Key Insight: The rank constraint $\text{rank}(X) \le \min(N, P) = N$ means you can always reduce to at most $N$ dimensions without losing any information. The computational trick is to work with the small $N \times N$ matrix rather than the huge $P \times P$ one.
The Method:
*Part 1 -- Rank and effective dimensionality:*
The rank of $X$ satisfies $\text{rank}(X) \le \min(N, P) = N$. This means the $N$ rows of $X$ (data points in $\mathbb{R}^P$) span a subspace of dimension at most $N$. In practice, if some features are correlated, the effective rank may be even lower. The rank tells you the true number of independent directions of variation in the data.
*Part 2 -- SVD and the kernel trick:*
The SVD gives $X = U \Sigma V^T$ where $\Sigma$ has at most $N$ nonzero singular values $\sigma_1 \ge \sigma_2 \ge \cdots \ge \sigma_r > 0$. The right singular vectors $v_1, \dots, v_k$ (columns of $V$) are the principal component directions -- they capture the most variance.
To find these, you could eigendecompose the $P \times P$ covariance matrix $X^TX = V \Sigma^2 V^T$, but this is $O(P^3)$ -- prohibitive when $P$ is huge. Instead, compute the $N \times N$ Gram matrix $G = XX^T = U \Sigma^2 U^T$. Eigendecompose $G$ (only $O(N^3)$) to get $U$ and $\Sigma$. Then recover the principal directions via $V = X^T U \Sigma^{-1}$. The projected data (PC scores) are $U\Sigma$ directly.
This is the "kernel trick" in PCA: you never need to form or eigendecompose the $P \times P$ matrix.
*Part 3 -- Gram-Schmidt:*
The columns of $X^T$ are the $N$ data points viewed as vectors in $\mathbb{R}^P$. The Gram-Schmidt process orthogonalizes these to produce an orthonormal basis $\{q_1, \dots, q_r\}$ for the image (column space) of $X^T$, where $r = \text{rank}(X)$. This gives an orthonormal basis for the subspace containing all the data variation, but unlike SVD, it does not order the basis by variance explained.
Practical Considerations: - PCA via the Gram matrix is the go-to when $P \gg N$. Common in genomics ($P \sim 20{,}000$ genes, $N \sim 200$ samples) and NLP (bag-of-words with huge vocabularies). - For nonlinear structure, t-SNE/UMAP project to 2-3D for visualization but do not preserve global distances. - Autoencoders learn nonlinear low-dimensional representations. - In finance, PCA on a large covariance matrix of returns typically reveals 3-5 dominant factors (market, size, value, etc.).
Answer: The rank constraint $\text{rank}(X) \le N$ guarantees the data lives in at most an $N$-dimensional subspace.

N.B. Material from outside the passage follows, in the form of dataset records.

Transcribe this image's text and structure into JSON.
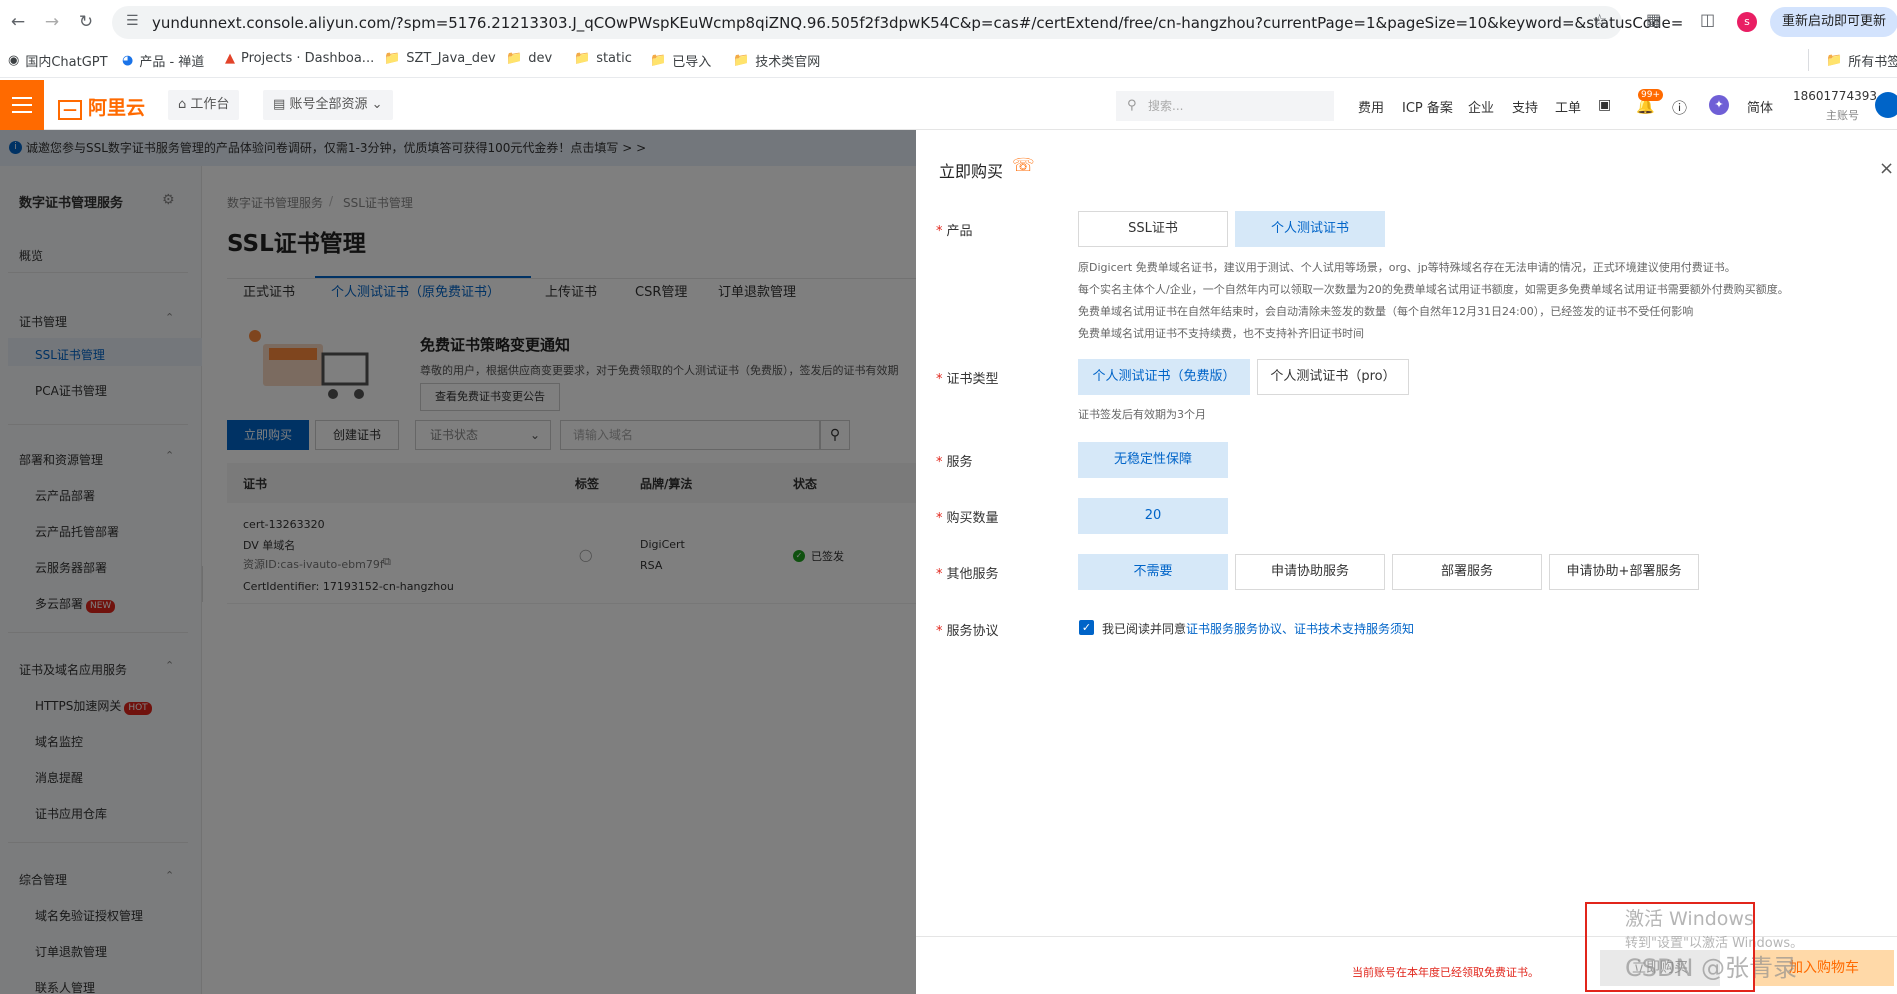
{
  "browser": {
    "url": "yundunnext.console.aliyun.com/?spm=5176.21213303.J_qCOwPWspKEuWcmp8qiZNQ.96.505f2f3dpwK54C&p=cas#/certExtend/free/cn-hangzhou?currentPage=1&pageSize=10&keyword=&statusCode=",
    "profile_initial": "s",
    "update_button": "重新启动即可更新",
    "bookmarks": [
      "国内ChatGPT",
      "产品 - 禅道",
      "Projects · Dashboa...",
      "SZT_Java_dev",
      "dev",
      "static",
      "已导入",
      "技术类官网"
    ],
    "all_bookmarks": "所有书签"
  },
  "header": {
    "logo": "阿里云",
    "workbench": "工作台",
    "resources": "账号全部资源",
    "search_placeholder": "搜索...",
    "links": [
      "费用",
      "ICP 备案",
      "企业",
      "支持",
      "工单"
    ],
    "badge": "99+",
    "lang": "简体",
    "account": "18601774393",
    "account_sub": "主账号"
  },
  "banner": "诚邀您参与SSL数字证书服务管理的产品体验问卷调研，仅需1-3分钟，优质填答可获得100元代金券！点击填写 > >",
  "sidebar": {
    "title": "数字证书管理服务",
    "overview": "概览",
    "groups": [
      {
        "label": "证书管理",
        "items": [
          "SSL证书管理",
          "PCA证书管理"
        ]
      },
      {
        "label": "部署和资源管理",
        "items": [
          "云产品部署",
          "云产品托管部署",
          "云服务器部署",
          "多云部署"
        ]
      },
      {
        "label": "证书及域名应用服务",
        "items": [
          "HTTPS加速网关",
          "域名监控",
          "消息提醒",
          "证书应用仓库"
        ]
      },
      {
        "label": "综合管理",
        "items": [
          "域名免验证授权管理",
          "订单退款管理",
          "联系人管理"
        ]
      }
    ],
    "tag_new": "NEW",
    "tag_hot": "HOT"
  },
  "main": {
    "breadcrumb": [
      "数字证书管理服务",
      "SSL证书管理"
    ],
    "title": "SSL证书管理",
    "tabs": [
      "正式证书",
      "个人测试证书（原免费证书）",
      "上传证书",
      "CSR管理",
      "订单退款管理"
    ],
    "notice_title": "免费证书策略变更通知",
    "notice_text": "尊敬的用户，根据供应商变更要求，对于免费领取的个人测试证书（免费版），签发后的证书有效期",
    "notice_button": "查看免费证书变更公告",
    "buy_button": "立即购买",
    "create_button": "创建证书",
    "status_select": "证书状态",
    "domain_placeholder": "请输入域名",
    "columns": [
      "证书",
      "标签",
      "品牌/算法",
      "状态"
    ],
    "row": {
      "cert": "cert-13263320",
      "type": "DV 单域名",
      "resource": "资源ID:cas-ivauto-ebm79f",
      "identifier": "CertIdentifier: 17193152-cn-hangzhou",
      "brand": "DigiCert",
      "algo": "RSA",
      "status": "已签发"
    }
  },
  "drawer": {
    "title": "立即购买",
    "fields": {
      "product": {
        "label": "产品",
        "options": [
          "SSL证书",
          "个人测试证书"
        ],
        "selected": 1
      },
      "product_desc": [
        "原Digicert 免费单域名证书，建议用于测试、个人试用等场景，org、jp等特殊域名存在无法申请的情况，正式环境建议使用付费证书。",
        "每个实名主体个人/企业，一个自然年内可以领取一次数量为20的免费单域名试用证书额度，如需更多免费单域名试用证书需要额外付费购买额度。",
        "免费单域名试用证书在自然年结束时，会自动清除未签发的数量（每个自然年12月31日24:00），已经签发的证书不受任何影响",
        "免费单域名试用证书不支持续费，也不支持补齐旧证书时间"
      ],
      "cert_type": {
        "label": "证书类型",
        "options": [
          "个人测试证书（免费版）",
          "个人测试证书（pro）"
        ],
        "selected": 0
      },
      "cert_type_desc": "证书签发后有效期为3个月",
      "service": {
        "label": "服务",
        "options": [
          "无稳定性保障"
        ],
        "selected": 0
      },
      "quantity": {
        "label": "购买数量",
        "value": "20"
      },
      "other": {
        "label": "其他服务",
        "options": [
          "不需要",
          "申请协助服务",
          "部署服务",
          "申请协助+部署服务"
        ],
        "selected": 0
      },
      "agreement": {
        "label": "服务协议",
        "prefix": "我已阅读并同意",
        "link1": "证书服务服务协议",
        "sep": "、",
        "link2": "证书技术支持服务须知"
      }
    },
    "footer_warning": "当前账号在本年度已经领取免费证书。",
    "footer_buy": "立即购买",
    "footer_cart": "加入购物车"
  },
  "watermark": {
    "line1": "激活 Windows",
    "line2": "转到\"设置\"以激活 Windows。",
    "csdn": "CSDN @张青录"
  },
  "colors": {
    "brand": "#ff6a00",
    "primary": "#0064c8",
    "selected_bg": "#d6e8f8",
    "danger": "#e1251b",
    "success": "#1fa31f"
  }
}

Use the SVD (or equivalently, eigendecompose the $N \times N$ Gram matrix $XX^T$) to find the directions of maximum variance efficiently. Gram-Schmidt provides an orthonormal basis for the data subspace but without the variance ordering that SVD gives.
Intuition
The fundamental insight here is that data dimensionality is not about how many features you measure -- it is about how many independent directions of variation exist. With $N$ observations, you can have at most $N$ independent directions. The rest of the $P$-dimensional space is just noise or redundancy. PCA via SVD finds those directions ordered by importance, and the Gram matrix trick makes this computationally feasible even when $P$ is enormous.

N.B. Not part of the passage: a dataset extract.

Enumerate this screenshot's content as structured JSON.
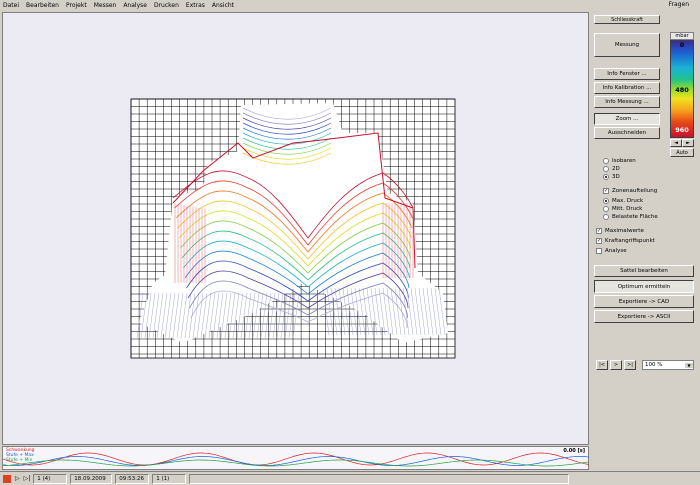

This shows up constantly in quantitative finance. When you have a universe of 5,000 stocks but only 252 trading days of data, your return matrix has rank at most 252. Running PCA on the Gram matrix (252 x 252) is vastly cheaper than on the covariance matrix (5,000 x 5,000), and gives you the same principal components. The first few PCs typically correspond to market, sector, and style factors.